Instacart currently has a workforce of more than 200,000 contracted workers who make multiple trips a day to various grocery stores to fulfill and deliver orders that customers make through the app. It also directly employs about 20,000 part-time workers who are assigned to a single store, collecting groceries that are subsequently delivered to clients by a contracted Instacart worker.

Chloe Grozdina, a part-time Instacart in-store shopper assigned to a Mariano’s grocery store in the Chicago area, says workers are seeing “a lot of apocalypse orders” from customers hunkered down in their homes. Panic shopping has cleared out the shelves, meaning she often has to replace a customer’s orders with a lesser item or notify them that it’s not available.

Grozdina, who makes $13 an hour and doesn’t get tips, said the crowds of fellow Instacart shoppers have made it tough to keep a safe distance while racing to fulfill orders. Grozdina said she wears a mask to work that she bought herself and immediately showers when she gets home.

Among their demands, the strike organizers want hazard pay of $5 an order and supplies of hand sanitizer, wipes and cleaning supplies free of charge. On Sunday, the company said it had contracted with a third-party manufacturer to make a hand sanitizer spray that workers can request at no cost via a website starting Monday, with shipments starting in a few days.

Data show online grocery orders jumping even before some cities and states imposed “stay at home” orders. During the week of March 2, Instacart, Amazon, and Walmart grocery delivery services each saw at least a 65 percent sales increase compared to the same time last year, according to estimates from Earnest Research.

Instacart has started offering bonuses of between $25 and $200 for its hourly employees dependent on hours worked until April 15.
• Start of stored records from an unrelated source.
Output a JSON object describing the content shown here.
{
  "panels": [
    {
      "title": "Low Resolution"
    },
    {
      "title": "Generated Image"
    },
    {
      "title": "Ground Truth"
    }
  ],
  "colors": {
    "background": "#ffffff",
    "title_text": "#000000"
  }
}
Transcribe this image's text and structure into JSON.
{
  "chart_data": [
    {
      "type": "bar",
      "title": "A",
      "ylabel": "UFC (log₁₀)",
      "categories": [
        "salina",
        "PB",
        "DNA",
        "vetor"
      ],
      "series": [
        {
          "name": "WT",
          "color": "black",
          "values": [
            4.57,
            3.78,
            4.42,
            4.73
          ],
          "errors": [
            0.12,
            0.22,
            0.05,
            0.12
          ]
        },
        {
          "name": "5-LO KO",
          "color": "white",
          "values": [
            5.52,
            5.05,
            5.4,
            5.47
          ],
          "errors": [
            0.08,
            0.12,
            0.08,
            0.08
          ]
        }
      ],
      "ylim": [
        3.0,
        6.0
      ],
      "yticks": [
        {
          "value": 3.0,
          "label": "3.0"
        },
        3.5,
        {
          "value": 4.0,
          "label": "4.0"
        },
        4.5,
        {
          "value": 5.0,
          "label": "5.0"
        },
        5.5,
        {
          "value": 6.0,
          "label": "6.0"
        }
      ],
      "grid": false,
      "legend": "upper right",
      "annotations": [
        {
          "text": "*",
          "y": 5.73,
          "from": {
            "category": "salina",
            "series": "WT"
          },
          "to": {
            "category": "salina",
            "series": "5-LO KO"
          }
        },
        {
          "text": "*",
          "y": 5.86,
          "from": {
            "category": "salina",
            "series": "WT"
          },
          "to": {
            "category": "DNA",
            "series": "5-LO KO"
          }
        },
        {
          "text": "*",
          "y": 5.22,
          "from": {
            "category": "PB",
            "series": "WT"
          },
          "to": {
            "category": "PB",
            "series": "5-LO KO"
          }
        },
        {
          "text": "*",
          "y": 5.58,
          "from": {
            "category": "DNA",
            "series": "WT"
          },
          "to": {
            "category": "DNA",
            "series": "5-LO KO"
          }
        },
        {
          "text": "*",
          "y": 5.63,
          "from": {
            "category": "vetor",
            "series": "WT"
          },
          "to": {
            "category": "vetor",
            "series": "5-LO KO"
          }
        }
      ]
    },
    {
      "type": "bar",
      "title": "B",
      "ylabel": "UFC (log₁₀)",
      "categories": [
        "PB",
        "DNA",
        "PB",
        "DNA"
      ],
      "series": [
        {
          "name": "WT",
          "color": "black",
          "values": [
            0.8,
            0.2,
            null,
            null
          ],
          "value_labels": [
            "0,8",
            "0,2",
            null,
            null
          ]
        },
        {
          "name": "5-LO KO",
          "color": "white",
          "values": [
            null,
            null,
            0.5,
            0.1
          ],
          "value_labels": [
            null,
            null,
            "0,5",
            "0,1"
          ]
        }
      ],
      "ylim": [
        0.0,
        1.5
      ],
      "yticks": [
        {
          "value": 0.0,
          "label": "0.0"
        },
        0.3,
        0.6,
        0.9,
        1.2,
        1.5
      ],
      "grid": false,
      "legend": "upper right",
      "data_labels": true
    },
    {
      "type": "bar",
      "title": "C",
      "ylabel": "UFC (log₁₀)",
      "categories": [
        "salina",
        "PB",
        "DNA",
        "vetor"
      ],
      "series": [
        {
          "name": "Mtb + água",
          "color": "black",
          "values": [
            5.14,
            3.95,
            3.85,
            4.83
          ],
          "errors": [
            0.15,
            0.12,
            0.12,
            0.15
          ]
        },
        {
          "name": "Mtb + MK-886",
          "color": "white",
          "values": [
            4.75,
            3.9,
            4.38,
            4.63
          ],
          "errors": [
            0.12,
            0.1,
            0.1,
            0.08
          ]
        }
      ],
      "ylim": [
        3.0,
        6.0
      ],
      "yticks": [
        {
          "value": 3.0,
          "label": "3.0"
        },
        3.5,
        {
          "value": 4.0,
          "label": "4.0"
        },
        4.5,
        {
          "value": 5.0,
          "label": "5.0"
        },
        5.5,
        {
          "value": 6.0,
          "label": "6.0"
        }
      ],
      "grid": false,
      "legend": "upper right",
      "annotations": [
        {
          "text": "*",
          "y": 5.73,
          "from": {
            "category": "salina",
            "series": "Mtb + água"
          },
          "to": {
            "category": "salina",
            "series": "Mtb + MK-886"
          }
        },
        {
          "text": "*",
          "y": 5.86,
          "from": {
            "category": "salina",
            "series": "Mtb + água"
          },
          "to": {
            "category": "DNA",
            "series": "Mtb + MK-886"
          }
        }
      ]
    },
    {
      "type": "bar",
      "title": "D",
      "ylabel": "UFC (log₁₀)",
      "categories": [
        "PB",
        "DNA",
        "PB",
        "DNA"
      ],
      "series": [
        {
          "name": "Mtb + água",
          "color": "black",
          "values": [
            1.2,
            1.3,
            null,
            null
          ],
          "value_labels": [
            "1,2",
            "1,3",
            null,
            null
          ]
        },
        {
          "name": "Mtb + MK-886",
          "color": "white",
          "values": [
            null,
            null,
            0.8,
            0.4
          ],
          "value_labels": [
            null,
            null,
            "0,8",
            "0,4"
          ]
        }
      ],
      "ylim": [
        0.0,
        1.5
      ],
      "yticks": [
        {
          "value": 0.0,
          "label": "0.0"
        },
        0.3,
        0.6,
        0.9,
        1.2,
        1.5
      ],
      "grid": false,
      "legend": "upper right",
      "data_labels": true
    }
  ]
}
Instacart also announced a month-long extension of a temporary policy giving 14 days of paid leave to workers who are diagnosed with coronavirus, or have been ordered to isolate themselves. The strike organizers that policy extended to workers with a doctor’s note verifying a pre-existing condition that could make them more vulnerable to the virus.

They also demanded that Intacart raise the tip default in its app to 10% from the current 5%. Instead, Instacart announced Sunday it would change the default to the amount the customer last tipped, saying tips have increased considerably during the virus crisis.

Instacart said previously that it has added more “promotions” — or extra pay for contracted full-service shoppers to accept certain orders.

That was not enough to lure back Shanna Foster, a single mother who stopped working her Instacart gig two weeks ago out of fear of contracting the virus.

“They need to give us hazard pay right now and it should be guaranteed,” said Foster, of Simi Valley, California.

Other companies such as Amazon and Walmart have also announced hiring sprees to meet a surge for both deliveries and in-store essentials. Amazon has increased pay for its workers, including those at its Whole Foods Grocery stores.

While such low-wage jobs put people on the front lines of the pandemic, many people are applying as layoffs surge in retail, restaurant, hospitality and other industries.

Summer Cooper, 39, started working as an Instacart shopper in the Tampa Bay area recently after losing her position as a server at a hotel restaurant. She was unaware of the possible strike.

“I’m grateful to have some way to make money,” Cooper said.

Darrin Burdette, an Instacart shopper in Colorado Springs, said joining a strike would “not help me in any way.”

An Uber driver, Burdette said he relies entirely on his Instacart gig since demand for ride-hailing services plunged. He said he is earning about $30 an hour as Instacart orders rise. On his app, he can see that many orders have come from people using the service for the first time.

Michelle Ellwood, 43, began using the app shortly after her family returned from a trip abroad and decided to self-isolate for two weeks. She said Instacart shoppers have gone out of their way to fulfill orders. One, she said, returned with a chicken after previously being unable to find meat at local stores.

“It’s amazing that they are doing this. I’m grateful. I’m hopeful they are able to take care of their families through this,” said Ellwood of Canandaigua, New York.